MI NUEVO VECINO

El nuevo habitante de mi barrio se ha instalado de madrugada, sin duda para esquivar la curiosidad de los vecinos, ya que la suya ha sido una mudanza complicada. Viene con todos sus papeles en regla ―no es un indocumentado cualquiera― y, a pesar de la discreción y nocturnidad de su llegada, los medios se han hecho eco de inmediato de sus datos personales. Nos enteramos así de que es catalán, de la provincia de Girona, aunque su línea familiar se pierde en los remotos territorios del Cáucaso. Sin ser abrumador, tiene una talla más que aceptable: se puede ver en la prensa un gráfico comparativo con sus homólogos de otras ciudades del mundo, gracias al cual descubrimos orgullosos que nuestro abeto navideño de Plaza de España puede mirar frente a frente al de Bruselas, y que solo le tosen el neoyorquino (por seis miserables metros) y, como no podía ser de otra forma, el de la Plaza de San Pedro en Roma. Como ya es tradicional, los españoles solo agachamos la cerviz frente a la Santa Madre Iglesia. Faltaría más.

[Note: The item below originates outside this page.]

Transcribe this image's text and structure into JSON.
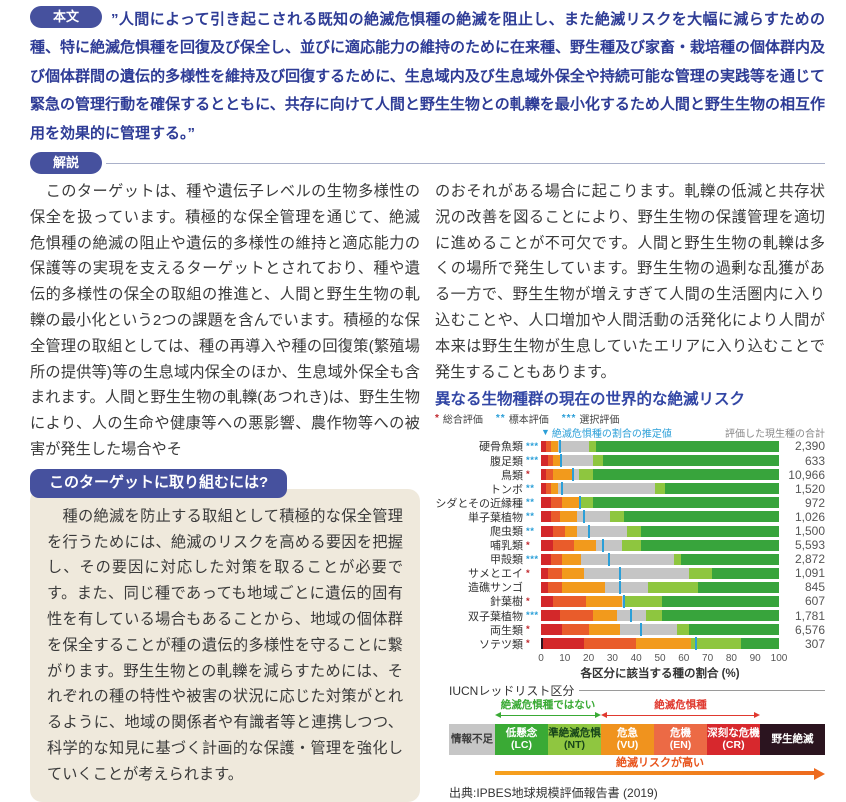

El programa de actividades que aguarda a mi nuevo vecino está publicado en la prensa con todo detalle. Se puede leer el número exacto de bolas, caramelos, cordones luminosos y cajas de regalos que lo adornarán, así como la fecha del inicio del alumbrado navideño, del cual él será una de las estrellas. Instalarlo en ese rincón de la remozada plaza de la capital ha costado más de cien mil euros, pero tranquilos: el espíritu de la Navidad bien lo vale. Y para reticentes, ecologistas cerriles y aves de similar plumaje, se esgrime un certificado lleno de siglas y términos en inglés que garantiza que su cultivo se ha llevado a cabo conforme a estrictos estándares de respeto medioambiental y sostenibilidad.

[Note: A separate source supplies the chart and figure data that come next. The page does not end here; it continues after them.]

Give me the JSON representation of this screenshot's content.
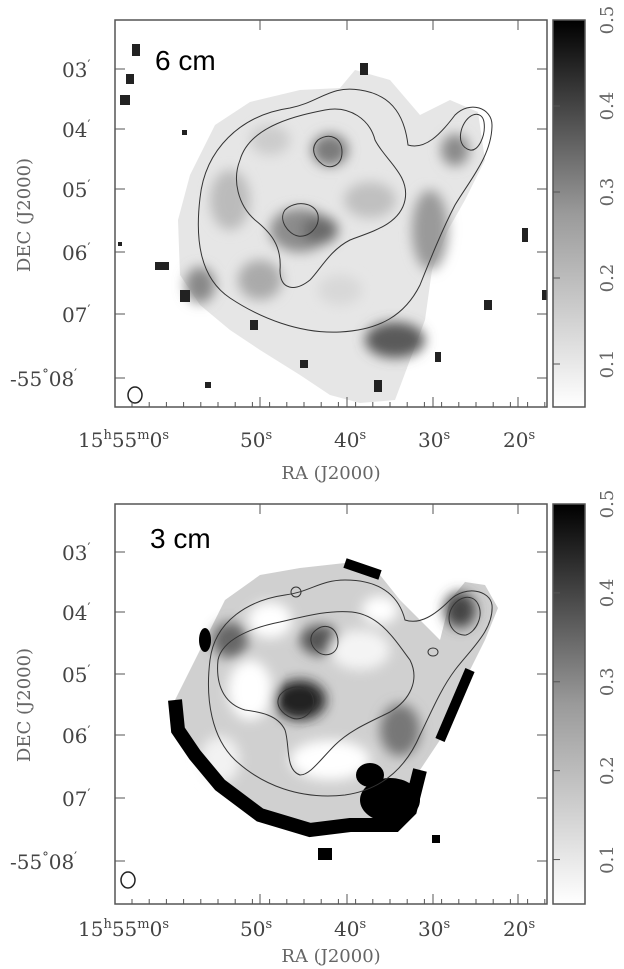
{
  "chart_data": [
    {
      "type": "heatmap",
      "band_label": "6 cm",
      "xlabel": "RA (J2000)",
      "ylabel": "DEC (J2000)",
      "x_ticks": [
        {
          "h": "15",
          "m": "55",
          "s": "0"
        },
        {
          "s": "50"
        },
        {
          "s": "40"
        },
        {
          "s": "30"
        },
        {
          "s": "20"
        }
      ],
      "y_ticks": [
        {
          "d": "",
          "m": "03"
        },
        {
          "d": "",
          "m": "04"
        },
        {
          "d": "",
          "m": "05"
        },
        {
          "d": "",
          "m": "06"
        },
        {
          "d": "",
          "m": "07"
        },
        {
          "d": "-55",
          "m": "08"
        }
      ],
      "colorbar": {
        "range": [
          0.05,
          0.5
        ],
        "ticks": [
          "0.1",
          "0.2",
          "0.3",
          "0.4",
          "0.5"
        ]
      },
      "grid": false
    },
    {
      "type": "heatmap",
      "band_label": "3 cm",
      "xlabel": "RA (J2000)",
      "ylabel": "DEC (J2000)",
      "x_ticks": [
        {
          "h": "15",
          "m": "55",
          "s": "0"
        },
        {
          "s": "50"
        },
        {
          "s": "40"
        },
        {
          "s": "30"
        },
        {
          "s": "20"
        }
      ],
      "y_ticks": [
        {
          "d": "",
          "m": "03"
        },
        {
          "d": "",
          "m": "04"
        },
        {
          "d": "",
          "m": "05"
        },
        {
          "d": "",
          "m": "06"
        },
        {
          "d": "",
          "m": "07"
        },
        {
          "d": "-55",
          "m": "08"
        }
      ],
      "colorbar": {
        "range": [
          0.05,
          0.5
        ],
        "ticks": [
          "0.1",
          "0.2",
          "0.3",
          "0.4",
          "0.5"
        ]
      },
      "grid": false
    }
  ],
  "colors": {
    "frame": "#555555",
    "contour": "#333333",
    "dark": "#000000",
    "light": "#ffffff"
  }
}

Solo un pequeño detalle ha encontrado escaso eco en los medios: el estelar abeto de dieciocho metros carece de cepellón. Lo han talado para traerlo a decorar la Navidad madrileña y después será convertido en madera. Es un bonito cadáver que de momento luce erguido y verde, rodeado de ciudadanos y turistas que lo miran asombrados y se hacen selfis junto a su imponente figura, pero que en cuanto se apaguen los ecos de la festividad de los Reyes será desmantelado con la misma impávida eficacia con que se desechan los demás restos de las fiestas. Iba a decir que su visión me causa enorme tristeza, pero añadiré que también me hace hervir la sangre. Así de estúpida soy. Al fin y al cabo, es solo un árbol.